For mental health professionals, that distinction is important. A response can read as caring without being grounded in human understanding. At the same time, if patients or readers experience the response as useful, the practical impact of AI-generated language becomes difficult to dismiss.

The Human Label Still Changes The Rating

The study also found a notable bias in how people judged the answers. When participants believed they were reading AI-generated responses, they rated them lower, regardless of whether the response was actually written by ChatGPT or by a human therapist.

The opposite pattern also appeared. AI-generated responses received their highest ratings when participants mistakenly believed they had been written by human therapists.

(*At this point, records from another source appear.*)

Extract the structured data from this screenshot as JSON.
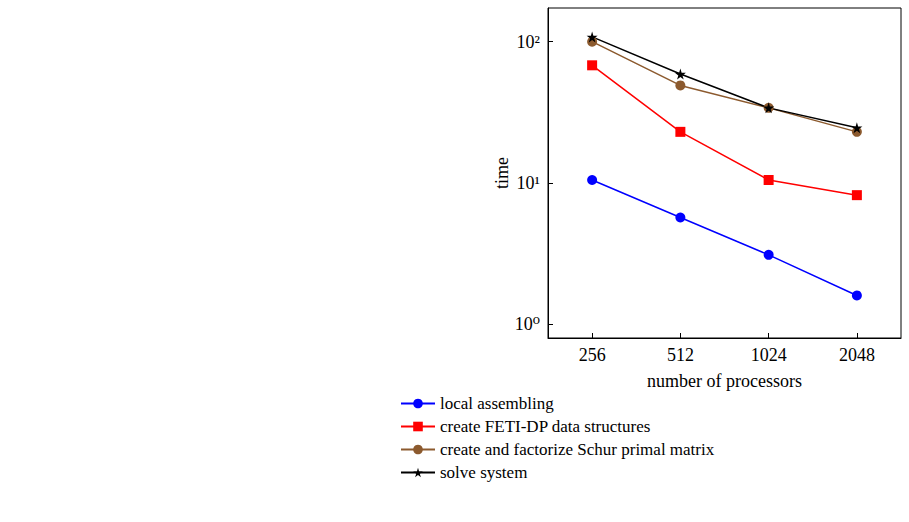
{
  "chart_data": {
    "type": "line",
    "x_label": "number of processors",
    "y_label": "time",
    "categories": [
      "256",
      "512",
      "1024",
      "2048"
    ],
    "log": "y",
    "ylim": [
      0.8,
      173
    ],
    "yticks": [
      {
        "value": 1,
        "label": "10⁰"
      },
      {
        "value": 10,
        "label": "10¹"
      },
      {
        "value": 100,
        "label": "10²"
      }
    ],
    "grid": false,
    "legend": "bottom",
    "series": [
      {
        "name": "local assembling",
        "color": "#0000ff",
        "marker": "circle",
        "values": [
          10.5,
          5.7,
          3.1,
          1.6
        ]
      },
      {
        "name": "create FETI-DP data structures",
        "color": "#ff0000",
        "marker": "square",
        "values": [
          68,
          23,
          10.5,
          8.2
        ]
      },
      {
        "name": "create and factorize Schur primal matrix",
        "color": "#8c5a2e",
        "marker": "circle",
        "values": [
          100,
          49,
          34,
          23
        ]
      },
      {
        "name": "solve system",
        "color": "#000000",
        "marker": "star",
        "values": [
          108,
          59,
          34,
          24.6
        ]
      }
    ]
  }
}
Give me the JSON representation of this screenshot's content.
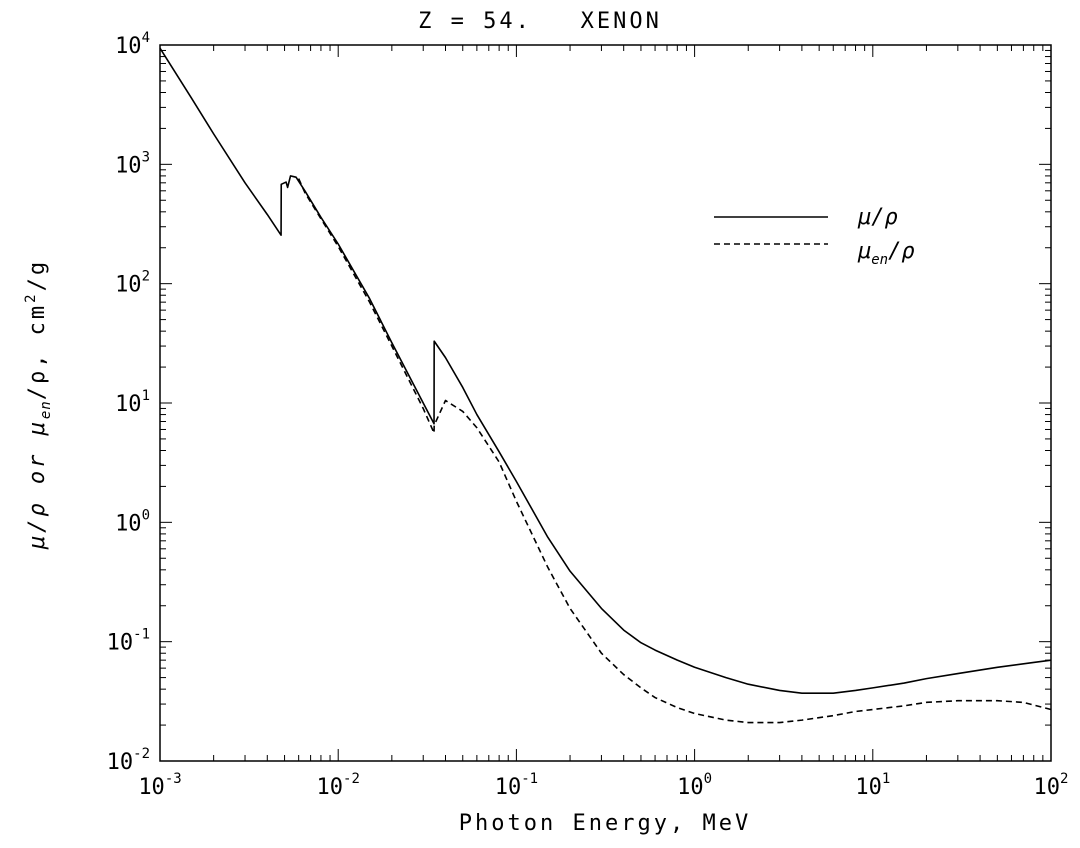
{
  "chart_data": {
    "type": "line",
    "title": "Z = 54.   XENON",
    "xlabel": "Photon Energy, MeV",
    "ylabel": {
      "parts": [
        "μ/ρ or μ",
        "en",
        "/ρ, cm",
        "2",
        "/g"
      ]
    },
    "xscale": "log",
    "yscale": "log",
    "xlim": [
      0.001,
      100
    ],
    "ylim": [
      0.01,
      10000
    ],
    "x_ticks": [
      {
        "base": "10",
        "exp": "-3",
        "value": 0.001
      },
      {
        "base": "10",
        "exp": "-2",
        "value": 0.01
      },
      {
        "base": "10",
        "exp": "-1",
        "value": 0.1
      },
      {
        "base": "10",
        "exp": "0",
        "value": 1
      },
      {
        "base": "10",
        "exp": "1",
        "value": 10
      },
      {
        "base": "10",
        "exp": "2",
        "value": 100
      }
    ],
    "y_ticks": [
      {
        "base": "10",
        "exp": "-2",
        "value": 0.01
      },
      {
        "base": "10",
        "exp": "-1",
        "value": 0.1
      },
      {
        "base": "10",
        "exp": "0",
        "value": 1
      },
      {
        "base": "10",
        "exp": "1",
        "value": 10
      },
      {
        "base": "10",
        "exp": "2",
        "value": 100
      },
      {
        "base": "10",
        "exp": "3",
        "value": 1000
      },
      {
        "base": "10",
        "exp": "4",
        "value": 10000
      }
    ],
    "grid": false,
    "legend_position": "top-right",
    "series": [
      {
        "name": "μ/ρ",
        "legend_main": "μ/ρ",
        "legend_sub": "",
        "legend_tail": "",
        "style": "solid",
        "color": "#000000",
        "points": [
          [
            0.001,
            9400
          ],
          [
            0.0015,
            3600
          ],
          [
            0.002,
            1800
          ],
          [
            0.003,
            700
          ],
          [
            0.004,
            380
          ],
          [
            0.00478,
            255
          ],
          [
            0.00479,
            680
          ],
          [
            0.0051,
            710
          ],
          [
            0.0052,
            640
          ],
          [
            0.0054,
            800
          ],
          [
            0.0056,
            790
          ],
          [
            0.0058,
            780
          ],
          [
            0.0065,
            600
          ],
          [
            0.008,
            360
          ],
          [
            0.01,
            215
          ],
          [
            0.015,
            75
          ],
          [
            0.02,
            32
          ],
          [
            0.03,
            10
          ],
          [
            0.0345,
            6.7
          ],
          [
            0.03456,
            33
          ],
          [
            0.04,
            24
          ],
          [
            0.05,
            13.5
          ],
          [
            0.06,
            8
          ],
          [
            0.08,
            3.9
          ],
          [
            0.1,
            2.2
          ],
          [
            0.15,
            0.75
          ],
          [
            0.2,
            0.39
          ],
          [
            0.3,
            0.19
          ],
          [
            0.4,
            0.125
          ],
          [
            0.5,
            0.098
          ],
          [
            0.6,
            0.085
          ],
          [
            0.8,
            0.07
          ],
          [
            1,
            0.061
          ],
          [
            1.5,
            0.05
          ],
          [
            2,
            0.044
          ],
          [
            3,
            0.039
          ],
          [
            4,
            0.037
          ],
          [
            5,
            0.037
          ],
          [
            6,
            0.037
          ],
          [
            8,
            0.039
          ],
          [
            10,
            0.041
          ],
          [
            15,
            0.045
          ],
          [
            20,
            0.049
          ],
          [
            30,
            0.054
          ],
          [
            50,
            0.061
          ],
          [
            80,
            0.067
          ],
          [
            100,
            0.07
          ]
        ]
      },
      {
        "name": "μen/ρ",
        "legend_main": "μ",
        "legend_sub": "en",
        "legend_tail": "/ρ",
        "style": "dashed",
        "color": "#000000",
        "points": [
          [
            0.006,
            760
          ],
          [
            0.0065,
            580
          ],
          [
            0.008,
            350
          ],
          [
            0.01,
            205
          ],
          [
            0.015,
            70
          ],
          [
            0.02,
            30
          ],
          [
            0.03,
            9
          ],
          [
            0.0345,
            5.6
          ],
          [
            0.03456,
            6.5
          ],
          [
            0.04,
            10.5
          ],
          [
            0.05,
            8.5
          ],
          [
            0.06,
            6.2
          ],
          [
            0.08,
            3.2
          ],
          [
            0.1,
            1.5
          ],
          [
            0.15,
            0.42
          ],
          [
            0.2,
            0.19
          ],
          [
            0.3,
            0.08
          ],
          [
            0.4,
            0.053
          ],
          [
            0.5,
            0.041
          ],
          [
            0.6,
            0.034
          ],
          [
            0.8,
            0.028
          ],
          [
            1,
            0.025
          ],
          [
            1.5,
            0.022
          ],
          [
            2,
            0.021
          ],
          [
            3,
            0.021
          ],
          [
            4,
            0.022
          ],
          [
            6,
            0.024
          ],
          [
            8,
            0.026
          ],
          [
            10,
            0.027
          ],
          [
            15,
            0.029
          ],
          [
            20,
            0.031
          ],
          [
            30,
            0.032
          ],
          [
            50,
            0.032
          ],
          [
            70,
            0.031
          ],
          [
            100,
            0.027
          ]
        ]
      }
    ]
  }
}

This creates a contradiction at the center of the findings. Readers had trouble reliably identifying the source of the responses, yet their opinion of the same kind of response shifted depending on whether they thought it came from AI or a person.

That matters for the future of AI in psychotherapy because trust is not based only on quality ratings. It is also shaped by the perceived source of care. A reader may value an answer less when it is labeled as AI, even if the answer is similar to one they would rate highly under a human label.

Where The Evidence Fits

The psychotherapy study is not the only research pointing to strong AI performance in advisory contexts. Research from the University of Melbourne and the University of Western Australia found that ChatGPT provided more balanced, comprehensive, and empathetic advice on social dilemmas than human advice columnists, with preference rates between 70 and 85 percent.

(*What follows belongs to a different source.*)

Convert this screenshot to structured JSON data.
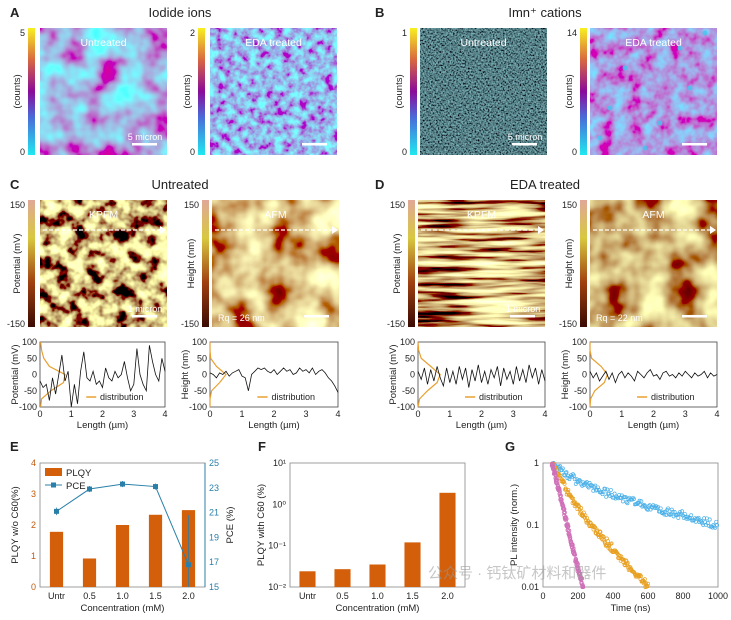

Even there, the same tension appeared. In the Australian study, 77 percent said they would rather receive advice from humans, even though they could not reliably distinguish between AI and human responses.

Other evidence cited in the source points in a similar direction. A study from April 2023 found that people rated AI responses to medical diagnoses as more empathetic and higher quality than responses from doctors. ChatGPT has also shown strong results on emotional awareness, scoring 98 out of 100 on the standardized test of emotional awareness (LEAS), compared with typical human scores of 56 to 59 points.

Taken together, these findings suggest that AI systems can generate advice-like and care-like text that many people evaluate very favorably. But they also show that preference, trust, and perceived legitimacy do not always move in the same direction.

Why Researchers Still Urge Caution

The study’s own limits are significant. It relied on brief, hypothetical therapy scenarios, not real therapy sessions. The researchers also questioned whether findings from couples therapy would apply in the same way to individual counseling.

That means the study should be read as evidence about written responses in a controlled comparison, not as a full assessment of AI-led psychotherapy. Therapy involves context, continuity, judgment, and responsibility, and the source does not claim that this study resolves those issues.

Researchers from Stanford University and the University of Texas also urge caution about ChatGPT’s use in psychotherapy. They argue that large language models lack a true "theory of mind" and cannot experience genuine empathy. They also call for an international research initiative to establish guidelines for safe integration of AI in psychology.

The practical takeaway is not that AI should replace clinicians. It is that mental health professionals need to understand these systems as their possible role in care grows. The researchers emphasize that responsible clinicians must carefully train and monitor AI models to maintain high standards of care.

ChatGPT’s performance in this study shows why the debate is no longer abstract. If people cannot easily tell AI therapy replies from human ones, and if those replies can score highly on qualities associated with care, then the central question becomes how to use that capability responsibly while recognizing what the system does not truly possess.